30

—Vaya, no esperaba oír eso —dijo Michael. Intentó sonreír, pero lo único que consiguió fue esbozar una mueca.

—Lo siento mucho. —Levanté una mano, y acto seguido la retiré. No tenía derecho a tocarle.

—Dame un segundo, ¿quieres? —Se dio la vuelta y su mirada se perdió por encima de hileras de lápidas.

—Tendría que haber hablado contigo —le dije con voz suplicante—. Pero es que cuando te imaginaba con Roxanne… Da igual, no tengo excusa.

—No —dijo él, furioso. Podía ver las lágrimas brillando en sus ojos—. Es culpa mía. Yo te abandoné primero.

—Pero fui yo quien…

—Julia, ¿qué clase de persona era yo? —Apoyó la espalda en el tronco del árbol y se dejó caer hasta el suelo, a mi lado—. Te empujé a tener una aventura, engañé a un chaval para que aceptara una indemnización ridícula, jugué con Dale por diversión y le restregué el dinero por la cara a mi propia familia, a pesar de que no les habría venido mal una ayuda económica de verdad… ¿En qué me convertí?

Hundió la cara entre sus manos y apenas pude escuchar lo que dijo a continuación.

—Nunca pensé que acabara siendo así.

—Michael, escúchame. Eres una buena persona —intenté animarle, pero él sacudió la cabeza.

—Es como una bola de nieve, Julia. Cuanto más me esfuerzo por hacer el bien, más gente descubro a la que le he hecho daño. He estado a punto de perderte.
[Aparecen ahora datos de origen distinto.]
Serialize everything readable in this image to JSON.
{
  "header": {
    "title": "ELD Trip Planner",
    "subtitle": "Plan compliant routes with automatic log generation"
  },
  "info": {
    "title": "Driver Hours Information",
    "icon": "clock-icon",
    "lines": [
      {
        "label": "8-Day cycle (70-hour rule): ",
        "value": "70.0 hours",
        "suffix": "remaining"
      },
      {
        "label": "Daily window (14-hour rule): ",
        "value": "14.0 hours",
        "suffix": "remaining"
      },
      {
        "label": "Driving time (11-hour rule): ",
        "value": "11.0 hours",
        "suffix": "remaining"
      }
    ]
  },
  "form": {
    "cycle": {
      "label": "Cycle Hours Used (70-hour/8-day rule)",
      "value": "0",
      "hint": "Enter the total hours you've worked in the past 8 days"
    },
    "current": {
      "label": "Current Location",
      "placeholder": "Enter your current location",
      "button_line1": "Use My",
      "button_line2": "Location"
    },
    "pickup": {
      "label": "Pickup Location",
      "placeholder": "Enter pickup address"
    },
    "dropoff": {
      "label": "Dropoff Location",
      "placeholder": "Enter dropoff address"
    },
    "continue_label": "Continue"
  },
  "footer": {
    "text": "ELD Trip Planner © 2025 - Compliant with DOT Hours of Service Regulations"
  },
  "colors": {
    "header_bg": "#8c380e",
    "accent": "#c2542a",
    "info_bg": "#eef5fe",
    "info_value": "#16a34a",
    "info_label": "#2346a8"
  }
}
De hecho, te perdí durante mucho tiempo, y lo peor es que ni siquiera me di cuenta.

—Lo de Brad… no significó nada —me excusé, odiándome por usar un cliché tan manido—. No le quería. Apenas nos conocíamos.

Michael asintió lentamente, pero yo sabía que ya no estaba conmigo, sino muy lejos de allí, imaginándonos a Brad y a mí abrazados entre las cálidas sábanas de una cama. Y sabía que aquellas imágenes le torturarían durante mucho tiempo; yo misma había pasado muchas noches intentando no pensar en otras muy parecidas.

Seguía sentado en el suelo. Tenía la nariz roja del frío y el gorro de lana que llevaba apenas podía contener la maraña de rizos castaños que era su cabellera. Aquel era el pueblo en el que todo había empezado para nosotros hacía ya muchos años; no podía ser que también terminara.

Te quiero.

Las palabras se materializaron de la nada en mi cabeza. Quizá nunca había dejado de quererle, pero ahora lo sentía de una forma diferente. Le quería a pesar de las heridas que nos habíamos infligido mutuamente, y por los buenos tiempos, aunque también por los malos. Le quería a pesar de que intentara arrancarme de la vida tan extraordinaria que él mismo me había dado, y aunque una parte de mí se negaba a renunciar a ella, la otra se mostraba ilusionada por lo que pudiera depararnos el futuro, por las cosas que construiríamos los dos juntos empezando otra vez de cero. Nuestro amor era más rico y más complejo de lo que lo había sido hasta entonces.

Abrí la boca para repetir las palabras en voz alta, pero de repente mis pulmones se quedaron sin aire, con tanta fuerza que fue como si me hubieran dado un puñetazo en la boca del estómago.

—¿Qué pasa? —me preguntó Michael, levantando la cabeza—. ¿Julia?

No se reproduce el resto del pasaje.